ANSWERS: 12
  • Try Booker T. Washington's Autobiography. http://tinyurl.com/bookerT
  • Roots.
  • Uncle Tom's Cabin. :D
  • Alex Haley's Roots is a good example. It can be very long, try watching the movie.
  • Roots is the best!
  • Time on the Cross which is a story about slavery in America. The authors won Nobel Prizes for this book and I found it to be very good reading. Interesting to know, the first state to attemp to abolish slavery was the Colony of Virginia. The first state to have slaves was the colony of Mass. Whites were slaves in this country at one time. Blacks owned slaves right along with White slave owners. Norther Banks were big into the financing of slaves, sort of like a GMAC of the slave industry. While the North wanted slavery abolished and definitely didn't want the new state to be slave states, this was nothing to do with morals. They did want the slave states to gain the upper hand in the Senate. They didn;t want the slaves to be counted and used in computing the number of Congressmen and have the South gain the upper hand in the House of Rep. The Confederate Consititution banned the inportation of slavery from outside the country (CSA), and slavery was doomed anyway due to the fact that it was becoming no longer financially workable. The only real difference between a slave in the South and an indentured servent in the North was that the Indentured Servent was not entitled to being cared for in his old age. No one can, should, or is, defending the institution of slavery but it is more complicated, a lot more complicated, that it is being taught in public schools. The Civil, (War between the States). was about money and power in the Federal government. Slavery was just an excuse. The war was almost 2 years old before Lincoln "freed" the slaves and then it was just the slaves in the South that were not in Federal hands. Slaves that were in Federal Hands and slaves in the North were just out of luck. While Lincoln was busy freeing slaves in the south, he could have freed the slaves outside his window in Washington but he didn't. Slaves in the North were not freed until AFTER the war.

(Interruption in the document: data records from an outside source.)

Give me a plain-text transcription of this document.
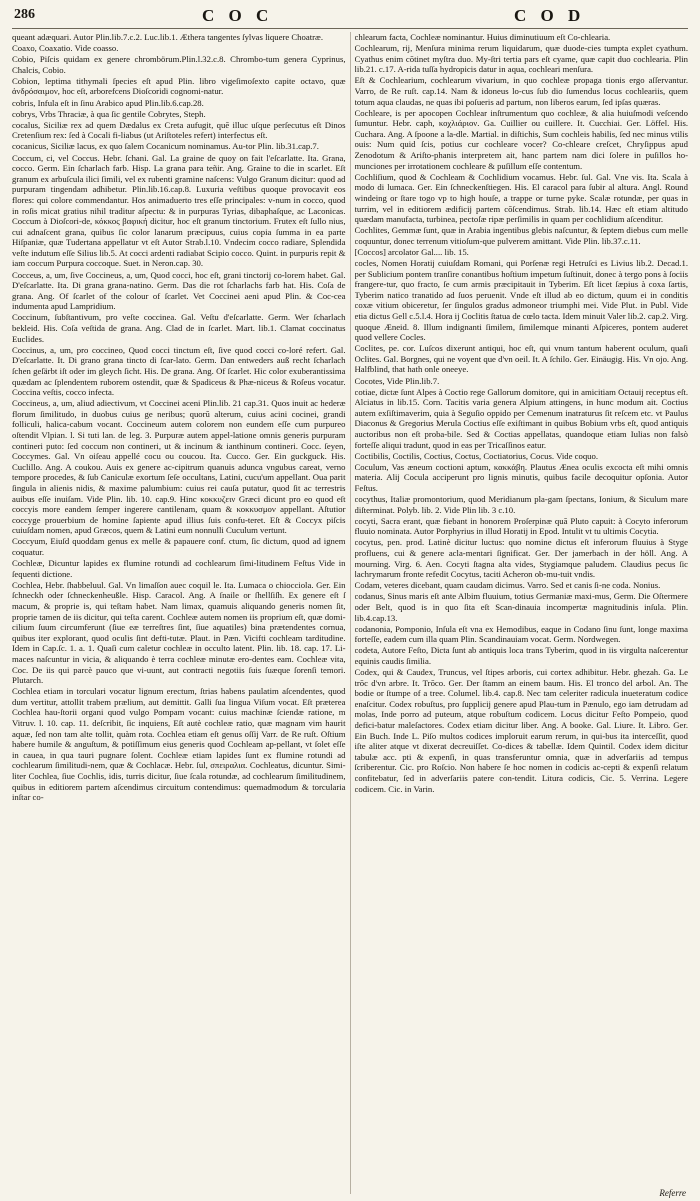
286	C O C	C O D

queant adæquari. Autor Plin.lib.7.c.2. Luc.lib.1. Æthera tangentes ſylvas liquere Choatræ.

Coaxo, Coaxatio. Vide coasso.

Cobio, Piſcis quidam ex genere chrombörum.Plin.l.32.c.8. Chrombo-tum genera Cyprinus, Chalcis, Cobio.

Cobion, leptima tithymali ſpecies eſt apud Plin. libro vigeſimoſexto capite octavo, quæ ἀνδρόσαιμον, hoc eſt, arborefcens Dioſcoridi cognomi-natur.

cobris, Infula eſt in ſinu Arabico apud Plin.lib.6.cap.28.

cobrys, Vrbs Thraciæ, à qua ſic gentile Cobrytes, Steph.

cocalus, Siciliæ rex ad quem Dædalus ex Creta aufugit, quē illuc uſque perſecutus eſt Dinos Cretenſium rex: ſed à Cocali fi-liabus (ut Ariſtoteles refert) interfectus eſt.

cocanicus, Siciliæ lacus, ex quo ſalem Cocanicum nominamus. Au-tor Plin. lib.31.cap.7.

Coccum, ci, vel Coccus. Hebr. ſchani. Gal. La graine de quoy on fait l'eſcarlatte. Ita. Grana, cocco. Germ. Ein ſcharlach farb. Hisp. La grana para teñir. Ang. Graine to die in scarlet. Eſt granum ex arbuſcula ilici ſimili, vel ex rubenti gramine naſcens: Vulgo Granum dicitur: quod ad purpuram tingendam adhibetur. Plin.lib.16.cap.8. Luxuria veſtibus quoque provocavit eos flores: qui colore commendantur. Hos animaduerto tres eſſe principales: v-num in cocco, quod in roſis micat gratius nihil traditur aſpectu: & in purpuras Tyrias, dibaphaſque, ac Laconicas. Coccum à Dioſcori-de, κόκκος βαφική dicitur, hoc eſt granum tinctorium. Frutex eſt ſullo nius, cui adnaſcent grana, quibus ſic color lanarum præcipuus, cuius copia ſumma in ea parte Hiſpaniæ, quæ Tudertana appellatur vt eſt Autor Strab.l.10. Vndecim cocco radiare, Splendida veſte indutum eſſe Silius lib.5. At cocci ardenti radiabat Scipio cocco. Quint. in purpuris repit & iam coccum Purpura coccoque. Suet. in Neron.cap. 30.

Cocceus, a, um, ſive Coccineus, a, um, Quod cocci, hoc eſt, grani tinctorij co-lorem habet. Gal. D'eſcarlatte. Ita. Di grana grana-natino. Germ. Das die rot ſcharlachs farb hat. His. Coſa de grana. Ang. Of ſcarlet of the colour of ſcarlet. Vet Coccinei aeni apud Plin. & Coc-cea indumenta apud Lampridium.

Coccinum, ſubſtantivum, pro veſte coccinea. Gal. Veſtu d'eſcarlatte. Germ. Wer ſcharlach bekleid. His. Coſa veſtida de grana. Ang. Clad de in ſcarlet. Mart. lib.1. Clamat coccinatus Euclides.

Coccinus, a, um, pro coccineo, Quod cocci tinctum eſt, ſive quod cocci co-loré refert. Gal. D'eſcarlatte. It. Di grano grana tincto di ſcar-lato. Germ. Dan entweders auß recht ſcharlach ſchen geſärbt iſt oder im gleych ſicht. His. De grana. Ang. Of ſcarlet. Hic color exuberantissima quædam ac ſplendentem ruborem ostendit, quæ & Spadiceus & Phæ-niceus & Roſeus vocatur. Coccina veſtis, cocco infecta.

Coccineus, a, um, aliud adiectivum, vt Coccinei aceni Plin.lib. 21 cap.31. Quos inuit ac hederæ florum ſimilitudo, in duobus cuius ge neribus; quorū alterum, cuius acini cocinei, grandi folliculi, halica-cabum vocant. Coccineum autem colorem non eundem eſſe cum purpureo oſtendit Vlpian. l. Si tuti lan. de leg. 3. Purpuræ autem appel-latione omnis generis purpuram contineri puto: ſed coccum non contineri, ut & incinum & ianthinum contineri. Cocc. ſeyen, Coccymes. Gal. Vn oiſeau appellé cocu ou coucou. Ita. Cucco. Ger. Ein guckguck. His. Cuclillo. Ang. A coukou. Auis ex genere ac-cipitrum quanuis adunca vngubus careat, verno tempore procedes, & ſub Caniculæ exortum ſeſe occultans, Latini, cucu'um appellant. Oua parit ſingula in alienis nidis, & maxime palumbium: cuius rei cauſa putatur, quod ſit ac terrestris auibus eſſe inuiſam. Vide Plin. lib. 10. cap.9. Hinc κοκκυζειν Græci dicunt pro eo quod eſt coccyis more eandem ſemper ingerere cantilenam, quam & κοκκυσμον appellant. Aſtutior coccyge prouerbium de homine ſapiente apud illius ſuis confu-teret. Eſt & Coccyx piſcis cuiuſdam nomen, apud Græcos, quem & Latini eum nonnulli Cuculum vertunt.

Coccyum, Eiuſd quoddam genus ex melle & papauere conf. ctum, ſic dictum, quod ad ignem coquatur.

Cochleæ, Dicuntur lapides ex flumine rotundi ad cochlearum ſimi-litudinem Feſtus Vide in ſequenti dictione.

Cochlea, Hebr. ſhabbeluul. Gal. Vn limaſſon auec coquil le. Ita. Lumaca o chiocciola. Ger. Ein ſchneckh oder ſchneckenheußle. Hisp. Caracol. Ang. A ſnaile or ſhellſiſh. Ex genere eſt ſ macum, & proprie is, qui teſtam habet. Nam limax, quamuis aliquando generis nomen ſit, proprie tamen de iis dicitur, qui teſta carent. Cochleæ autem nomen iis proprium eſt, quæ domi-cilium ſuum circumferunt (ſiue eæ terreſtres ſint, ſiue aquatiles) bina prætendentes cornua, quibus iter explorant, quod oculis ſint defti-tutæ. Plaut. in Pæn. Vicifti cochleam tarditudine. Idem in Cap.ſc. 1. a. 1. Quaſi cum caletur cochleæ in occulto latent. Plin. lib. 18. cap. 17. Li-maces naſcuntur in vicia, & aliquando è terra cochleæ minutæ ero-dentes eam. Cochleæ vita, Coc. De iis qui parcè pauco que vi-uunt, aut contracti negotiis ſuis ſuæque ſorenſi temori. Plutarch.

Cochlea etiam in torculari vocatur lignum erectum, ſtrias habens paulatim aſcendentes, quod dum vertitur, attollit trabem prælium, aut demittit. Galli ſua lingua Viſum vocat. Eſt præterea Cochlea hau-ſtorii organi quod vulgo Pompam vocant: cuius machinæ ſciendæ ratione, m Vitruv. l. 10. cap. 11. deſcribit, ſic inquiens, Eſt autè cochleæ ratio, quæ magnam vim haurit aquæ, ſed non tam alte tollit, quàm rota. Cochlea etiam eſt genus oſſij Varr. de Re ruſt. Oſtium habere humile & anguſtum, & potiſſimum eius generis quod Cochleam ap-pellant, vt ſolet eſſe in cauea, in qua tauri pugnare ſolent. Cochleæ etiam lapides ſunt ex flumine rotundi ad cochlearum ſimilitudi-nem, quæ & Cochlacæ. Hebr. ſul, σπειραλια. Cochleatus, dicuntur. Simi-liter Cochlea, ſiue Cochlis, idis, turris dicitur, ſiue ſcala rotundæ, ad cochlearum ſimilitudinem, quibus in editiorem partem aſcendimus circuitum contendimus: quemadmodum & torcularia inſtar co-

chlearum facta, Cochleæ nominantur. Huius diminutiuum eſt Co-chlearia.

Cochlearum, rij, Menſura minima rerum liquidarum, quæ duode-cies tumpta explet cyathum. Cyathus enim cōtinet myſtra duo. My-ſtri tertia pars eſt cyame, quæ capit duo cochlearia. Plin lib.21. c.17. A-rida tuſſa hydropicis datur in aqua, cochleari menſura.

Eſt & Cochlearium, cochlearum vivarium, in quo cochleæ propaga tionis ergo aſſervantur. Varro, de Re ruſt. cap.14. Nam & idoneus lo-cus ſub dio ſumendus locus cochleariis, quem totum aqua claudas, ne quas ibi poſueris ad partum, non liberos earum, ſed ipſas quæras.

Cochleare, is per apocopen Cochlear inſtrumentum quo cochleæ, & alia huiuſmodi veſcendo ſumuntur. Hebr. caph, κοχλιάριον. Ga. Cuillier ou cuillere. It. Cucchiai. Ger. Löffel. His. Cuchara. Ang. A ſpoone a la-dle. Martial. in diſtichis, Sum cochleis habilis, ſed nec minus vtilis ouis: Num quid ſcis, potius cur cochleare vocer? Co-chleare creſcet, Chryſippus apud Zenodotum & Ariſto-phanis interpretem ait, hanc partem nam dici ſolere in puſillos ho-munciones per irrotationem cochleare & puſillum eſſe contentum.

Cochliſium, quod & Cochleam & Cochlidium vocamus. Hebr. ſul. Gal. Vne vis. Ita. Scala à modo di lumaca. Ger. Ein ſchneckenſtiegen. His. El caracol para ſubir al altura. Angl. Round windeing or ſtare togo vp to high houſe, a trappe or turne pyke. Scalæ rotundæ, per quas in turrim, vel in editiorem ædificij partem cōſcendimus. Strab. lib.14. Hæc eſt etiam altitudo quædam manufacta, turbinea, pectoſæ ripæ perſimilis in quam per cochlidium aſcenditur.

Cochlites, Gemmæ ſunt, quæ in Arabia ingentibus glebis naſcuntur, & ſeptem diebus cum melle coquuntur, donec terrenum vitioſum-que pulverem amittant. Vide Plin. lib.37.c.11.

[Coccos] arcolator Gal.... lib. 15.

cocles, Nomen Horatij cuiuſdam Romani, qui Porſenæ regi Hetruſci es Livius lib.2. Decad.1. per Sublicium pontem tranſire conantibus hoſtium impetum ſuſtinuit, donec à tergo pons à ſociis frangere-tur, quo fracto, ſe cum armis præcipitauit in Tyberim. Eſt licet ſæpius à coxa ſartis, Tyberim natico tranatido ad ſuos peruenit. Vnde eſt illud ab eo dictum, quum ei in conditis coxæ vitium obiceretur, ſer ſingulos gradus admoneor triumphi mei. Vide Plut. in Publ. Vide etia dictus Gell c.5.l.4. Hora ij Coclitis ſtatua de cœlo tacta. Idem minuit Valer lib.2. cap.2. Virg. quoque Æneid. 8. Illum indignanti ſimilem, ſimilemque minanti Aſpiceres, pontem auderet quod vellere Cocles.

Coclites, pe. cor. Luſcos dixerunt antiqui, hoc eſt, qui vnum tantum haberent oculum, quaſi Oclites. Gal. Borgnes, qui ne voyent que d'vn oeil. It. A ſchilo. Ger. Einäugig. His. Vn ojo. Ang. Halfblind, that hath onle oneeye.

Cocotes, Vide Plin.lib.7.

cotiae, dictæ ſunt Alpes à Coctio rege Gallorum domitore, qui in amicitiam Octauij receptus eſt. Alciatus in lib.15. Corn. Tacitis varia genera Alpium attingens, in hunc modum ait. Coctius autem exſiſtimaverim, quia à Seguſio oppido per Cemenum inatraturus ſit reſcem etc. vt Paulus Diaconus & Gregorius Merula Coctius eſſe exiſtimant in quibus Bobium vrbs eſt, quod antiquis auctoribus non eſt proba-bile. Sed & Coctias appellatas, quandoque etiam Iulias non falsò forteſſe aliqui tradunt, quod in eas per Tricaſſinos eatur.

Coctibilis, Coctilis, Coctius, Coctus, Coctiatorius, Cocus. Vide coquo.

Coculum, Vas æneum coctioni aptum, κακκάβη. Plautus Ænea oculis excocta eſt mihi omnis materia. Alij Cocula acciperunt pro lignis minutis, quibus facile decoquitur opſonia. Autor Feſtus.

cocythus, Italiæ promontorium, quod Meridianum pla-gam ſpectans, Ionium, & Siculum mare diſterminat. Polyb. lib. 2. Vide Plin lib. 3 c.10.

cocyti, Sacra erant, quæ fiebant in honorem Proſerpinæ quā Pluto capuit: à Cocyto inferorum fluuio nominata. Autor Porphyrius in illud Horatij in Epod. Intulit vt tu ultimis Cocytia.

cocytus, pen. prod. Latinè dicitur luctus: quo nomine dictus eſt inferorum fluuius à Styge profluens, cui & genere acla-mentari ſignificat. Ger. Der jamerbach in der höll. Ang. A mourning. Virg. 6. Aen. Cocyti ſtagna alta vides, Stygiamque paludem. Claudius pecus ſic lachrymarum fronte refedit Cocytus, taciti Acheron ob-mu-tuit vndis.

Codam, veteres dicebant, quam caudam dicimus. Varro. Sed et canis ſi-ne coda. Nonius.

codanus, Sinus maris eſt ante Albim fluuium, totius Germaniæ maxi-mus, Germ. Die Oſtermere oder Belt, quod is in quo ſita eſt Scan-dinauia incompertæ magnitudinis inſula. Plin. lib.4.cap.13.

codanonia, Pomponio, Inſula eſt vna ex Hemodibus, eaque in Codano ſinu ſunt, longe maxima forteſſe, eadem cum illa quam Plin. Scandinauiam vocat. Germ. Nordwegen.

codeta, Autore Feſto, Dicta ſunt ab antiquis loca trans Tyberim, quod in iis virgulta naſcerentur equinis caudis ſimilia.

Codex, qui & Caudex, Truncus, vel ſtipes arboris, cui cortex adhibitur. Hebr. ghezah. Ga. Le trōc d'vn arbre. It. Trōco. Ger. Der ſtamm an einem baum. His. El tronco del arbol. An. The bodie or ſtumpe of a tree. Columel. lib.4. cap.8. Nec tam celeriter radicula inueteratum codice enaſcitur. Codex robuſtus, pro ſupplicij genere apud Plau-tum in Pænulo, ego iam detrudam ad molas, Inde porro ad puteum, atque robuſtum codicem. Locus dicitur Feſto Pompeio, quod defici-batur maleſactores. Codex etiam dicitur liber. Ang. A booke. Gal. Liure. It. Libro. Ger. Ein Buch. Inde L. Piſo multos codices imploruit earum rerum, in qui-bus ita interceſſit, quod iſte aliter atque vt dixerat decreuiſſet. Co-dices & tabellæ. Idem Quintil. Codex idem dicitur tabulæ acc. pti & expenſi, in quas transferuntur omnia, quæ in adverſariis ad tempus ſcriberentur. Cic. pro Roſcio. Non habere ſe hoc nomen in codicis ac-cepti & expenſi relatum confitebatur, ſed in adverſariis patere con-tendit. Litura codicis, Cic. 5. Verrina. Legere codicem. Cic. in Varin.

Referre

  • Flash For Freedom by George McDonald Frasier. What makes it great is the way he looks at it from every possible angle. He emulates a technique of Shakespeare. Shakespeare would look at something-such as bravery-from different views by incorporating one viewpoint in a character. Frasier puts Flashman in the shoes of each type person involved. Some hate the Flashman books because they dislike the protaganist so much. He is based on a bully at Rugby school in Thomas Hughes book Tom Brown's Schooldays from about the 1840s. The books are hilarious as our cowardly "hero" wins every medal for bravry conceived of.
  • Octavia Butler's "Kindred" is amazing. It's fiction but she put in a huge amount of research.
  • Roots would have to be at the top of my list.
  • Roots, for sure. About the TV series go to http://www.museum.tv/archives/etv/R/htmlR/roots/roots.htm 85% of American households are said to have watched this eight-part miniseries, in total or in part, notwithstanding that top TV people thought it would be a disaster. It was a fantastic show.
  • The Narrative of the Life of Frederick Douglass.
  • "Roll Jordan Roll: The World the Slaves Made" by Eugene D. Genovese "Slave Culture" by Sterling Stuckey I highly recommend both.